Archive for August 11th, 2009

Signs that you’re a bad programmer

Tuesday, August 11th, 2009

From the “I’d have to quote the whole thing, so I’ll just link it” department…

Damn nice piece: Signs That You’re A Bad Programmer.

I remember going through many of those stages.

hat tip to Gil Vander Voort over at Core Search Inc

Ok. once again, from the top.

Tuesday, August 11th, 2009

1) Not enough doctors and nurses now.

2) Not enough influx of new doctors and nurses to handle load at current rate, much less current rate of increase.

3) Add massive influx of new “covered for free” insurees.

Now.  Let’s stop there for a second.

How does that math work? Really.  No ad hominems.  no bullshit.  How.  Tell me how the math makes sense.

Ok.  Now let’s continue:

4) That One says there will be no waiting in lines

5) That One says there will be no rationing

6) That One says the government will NOT be deciding who gets what care.

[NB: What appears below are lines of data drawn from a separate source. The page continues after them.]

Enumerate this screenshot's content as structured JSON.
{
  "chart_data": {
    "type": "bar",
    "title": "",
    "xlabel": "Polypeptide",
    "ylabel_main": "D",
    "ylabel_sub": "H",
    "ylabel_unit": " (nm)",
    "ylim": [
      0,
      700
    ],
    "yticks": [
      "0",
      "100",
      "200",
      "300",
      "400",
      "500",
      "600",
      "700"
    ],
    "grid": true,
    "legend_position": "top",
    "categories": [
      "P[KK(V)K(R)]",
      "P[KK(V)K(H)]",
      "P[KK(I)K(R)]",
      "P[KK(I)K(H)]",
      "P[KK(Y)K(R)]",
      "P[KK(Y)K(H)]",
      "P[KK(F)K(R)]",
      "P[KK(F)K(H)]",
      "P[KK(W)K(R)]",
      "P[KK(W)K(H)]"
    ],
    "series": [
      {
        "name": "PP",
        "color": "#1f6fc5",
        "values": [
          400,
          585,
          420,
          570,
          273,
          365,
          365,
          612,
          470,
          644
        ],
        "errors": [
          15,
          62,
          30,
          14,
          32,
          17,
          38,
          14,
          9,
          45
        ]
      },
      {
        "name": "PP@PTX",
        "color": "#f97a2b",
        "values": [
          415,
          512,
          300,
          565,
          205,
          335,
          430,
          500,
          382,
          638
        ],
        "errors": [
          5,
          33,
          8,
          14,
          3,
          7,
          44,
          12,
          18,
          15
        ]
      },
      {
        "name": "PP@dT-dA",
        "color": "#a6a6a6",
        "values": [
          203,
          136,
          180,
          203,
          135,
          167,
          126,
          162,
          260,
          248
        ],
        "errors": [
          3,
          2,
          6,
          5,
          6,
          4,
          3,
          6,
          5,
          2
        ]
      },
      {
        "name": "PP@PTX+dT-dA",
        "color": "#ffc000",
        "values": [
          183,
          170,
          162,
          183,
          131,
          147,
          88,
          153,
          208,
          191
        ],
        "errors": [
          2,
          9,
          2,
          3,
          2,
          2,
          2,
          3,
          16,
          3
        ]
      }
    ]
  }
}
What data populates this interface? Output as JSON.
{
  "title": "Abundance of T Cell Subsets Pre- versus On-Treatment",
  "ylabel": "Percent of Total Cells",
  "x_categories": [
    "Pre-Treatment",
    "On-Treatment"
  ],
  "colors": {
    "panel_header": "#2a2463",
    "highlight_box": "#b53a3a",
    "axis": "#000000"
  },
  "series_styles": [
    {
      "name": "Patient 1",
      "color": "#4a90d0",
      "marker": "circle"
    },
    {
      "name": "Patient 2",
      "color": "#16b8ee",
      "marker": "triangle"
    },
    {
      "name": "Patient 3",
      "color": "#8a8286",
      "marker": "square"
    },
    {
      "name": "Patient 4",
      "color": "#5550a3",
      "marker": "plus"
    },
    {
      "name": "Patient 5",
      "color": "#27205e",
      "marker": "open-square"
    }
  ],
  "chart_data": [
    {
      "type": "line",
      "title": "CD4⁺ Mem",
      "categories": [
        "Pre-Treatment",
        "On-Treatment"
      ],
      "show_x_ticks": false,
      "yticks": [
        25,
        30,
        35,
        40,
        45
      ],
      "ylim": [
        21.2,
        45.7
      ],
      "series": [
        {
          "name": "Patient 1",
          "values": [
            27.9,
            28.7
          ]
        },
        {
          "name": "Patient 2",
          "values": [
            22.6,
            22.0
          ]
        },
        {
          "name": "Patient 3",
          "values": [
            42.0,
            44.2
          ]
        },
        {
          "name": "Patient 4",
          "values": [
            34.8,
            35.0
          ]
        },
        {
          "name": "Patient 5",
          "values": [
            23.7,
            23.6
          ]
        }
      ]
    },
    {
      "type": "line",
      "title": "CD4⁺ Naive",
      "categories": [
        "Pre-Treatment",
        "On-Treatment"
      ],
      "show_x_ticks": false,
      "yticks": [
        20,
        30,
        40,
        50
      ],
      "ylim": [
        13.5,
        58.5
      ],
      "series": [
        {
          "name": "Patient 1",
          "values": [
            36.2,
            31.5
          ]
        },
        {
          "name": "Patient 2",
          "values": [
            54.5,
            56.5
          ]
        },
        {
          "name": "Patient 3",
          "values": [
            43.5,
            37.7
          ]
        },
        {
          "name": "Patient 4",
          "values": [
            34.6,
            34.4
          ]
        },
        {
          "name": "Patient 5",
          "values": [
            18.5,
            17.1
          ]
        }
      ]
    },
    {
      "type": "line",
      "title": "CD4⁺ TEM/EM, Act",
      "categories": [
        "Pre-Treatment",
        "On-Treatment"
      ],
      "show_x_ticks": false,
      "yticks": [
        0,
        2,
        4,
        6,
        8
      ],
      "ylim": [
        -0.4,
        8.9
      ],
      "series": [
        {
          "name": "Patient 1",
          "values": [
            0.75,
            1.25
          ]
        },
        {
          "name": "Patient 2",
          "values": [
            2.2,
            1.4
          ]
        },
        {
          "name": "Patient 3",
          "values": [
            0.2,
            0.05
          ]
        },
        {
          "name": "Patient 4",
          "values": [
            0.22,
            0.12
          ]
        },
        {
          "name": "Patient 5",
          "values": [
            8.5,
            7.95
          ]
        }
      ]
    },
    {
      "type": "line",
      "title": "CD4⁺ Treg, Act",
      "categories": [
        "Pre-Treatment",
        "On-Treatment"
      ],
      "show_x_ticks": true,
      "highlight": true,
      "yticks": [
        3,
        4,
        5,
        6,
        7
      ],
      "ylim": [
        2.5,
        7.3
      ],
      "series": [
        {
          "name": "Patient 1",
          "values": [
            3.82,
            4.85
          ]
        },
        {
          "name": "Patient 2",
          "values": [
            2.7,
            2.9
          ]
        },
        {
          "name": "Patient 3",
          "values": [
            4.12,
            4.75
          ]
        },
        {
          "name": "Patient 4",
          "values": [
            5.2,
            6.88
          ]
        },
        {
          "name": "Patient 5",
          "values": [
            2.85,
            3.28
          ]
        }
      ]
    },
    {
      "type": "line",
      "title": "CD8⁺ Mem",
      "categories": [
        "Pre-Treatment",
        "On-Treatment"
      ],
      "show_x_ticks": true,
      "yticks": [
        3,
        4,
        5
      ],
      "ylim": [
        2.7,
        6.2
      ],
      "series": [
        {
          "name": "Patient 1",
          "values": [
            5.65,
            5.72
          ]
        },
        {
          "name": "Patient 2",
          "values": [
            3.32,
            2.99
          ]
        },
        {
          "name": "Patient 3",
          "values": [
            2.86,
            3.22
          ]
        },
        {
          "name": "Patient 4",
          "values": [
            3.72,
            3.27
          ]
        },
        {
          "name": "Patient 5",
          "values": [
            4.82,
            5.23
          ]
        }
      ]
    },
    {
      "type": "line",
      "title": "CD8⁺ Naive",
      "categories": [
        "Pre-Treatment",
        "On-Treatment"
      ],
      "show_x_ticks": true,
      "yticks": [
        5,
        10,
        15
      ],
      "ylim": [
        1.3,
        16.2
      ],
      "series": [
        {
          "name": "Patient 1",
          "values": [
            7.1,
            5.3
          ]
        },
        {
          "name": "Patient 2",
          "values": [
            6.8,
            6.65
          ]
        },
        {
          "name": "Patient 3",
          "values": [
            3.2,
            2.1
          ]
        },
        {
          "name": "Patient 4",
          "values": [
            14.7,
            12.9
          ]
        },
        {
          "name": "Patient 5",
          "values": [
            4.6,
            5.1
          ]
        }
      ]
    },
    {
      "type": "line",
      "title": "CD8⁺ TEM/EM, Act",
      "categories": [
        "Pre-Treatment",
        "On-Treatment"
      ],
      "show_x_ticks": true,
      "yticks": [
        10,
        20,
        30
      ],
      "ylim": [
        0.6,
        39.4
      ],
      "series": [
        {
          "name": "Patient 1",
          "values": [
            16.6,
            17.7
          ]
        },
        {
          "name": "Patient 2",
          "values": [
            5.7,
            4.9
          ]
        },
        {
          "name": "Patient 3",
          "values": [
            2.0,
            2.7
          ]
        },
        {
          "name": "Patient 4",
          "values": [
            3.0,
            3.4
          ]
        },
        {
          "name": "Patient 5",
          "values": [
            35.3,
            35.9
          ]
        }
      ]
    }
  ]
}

Is he lying? Or is he just wrong?

Extra credit:

You pay X for health insurance.  You’re told that X isn’t going up, period.  How does that change your behavior with regards to medical care?  Do you go to the doctor less often?  More often?  How does that aggregate over the total body of insurees?

Ok.  Take that soft “average care sought per person” figure, multiply it by the number of people then divide it into “care available.”

It just doesn’t work.  Nothing about it works.

EVEN if you could get the money, you’d have to get the doctors, the nurses and the infrastructure.

This all ignores entirely the truly insidious parts of the health care bill.

GI Joe

Tuesday, August 11th, 2009

If you know what you’re getting in to, go see it.

If you’re one of those weird consistency wonks who needs things to make sense and obey the laws of physics.  For instance, if it’s important to you that a movie pays attention to details like… oh… ice FLOATS… do NOT go see it.

It was two hours of boomy stupidness with a profoundly delicious (fake) redhead.

On my way home I was trying to navigate the movie vans, cabling equipment, film school losers and caterers on Atlantic ave here in Brooklyn (must be something big, they’re set up for the long haul) when some shittard was gesticulating wildly with his (closed) umbrella facing away from me.

One useful aspect of knowing that I’m a punch line for most of the world’s jokes in this sector is that I’ve learned to spot the ridiculous about 3 seconds early.  It’s how God enables me to do the cartoon “oh shit” part of my role.

So, when the umbrella came swinging for my crotch I had time to roll my eyes before blocking and grabbing it.

“uh…uh… I’m sor..”

“GO THE FUCK BACK TO LA!”

I had the full “We don’t like you people here.  This is our home, not your fucking sound stage playground.  Die in a fire” rant ready to go but it would’ve summoned more of them.

Nothing I hate more in this city than film crews.

Nothing.

“Excuse me.  Uhm, hi.  sir?  we’re gonna need you to…”

“I work that way.  Move.”

“Ok great.  but if you could walk around…”

“Get the fuck out of my way.”

“We have a permit…”

“You’re gonna need a fucking cast if you don’t move.”

So far nobody’s had the cojones to keep it up past that.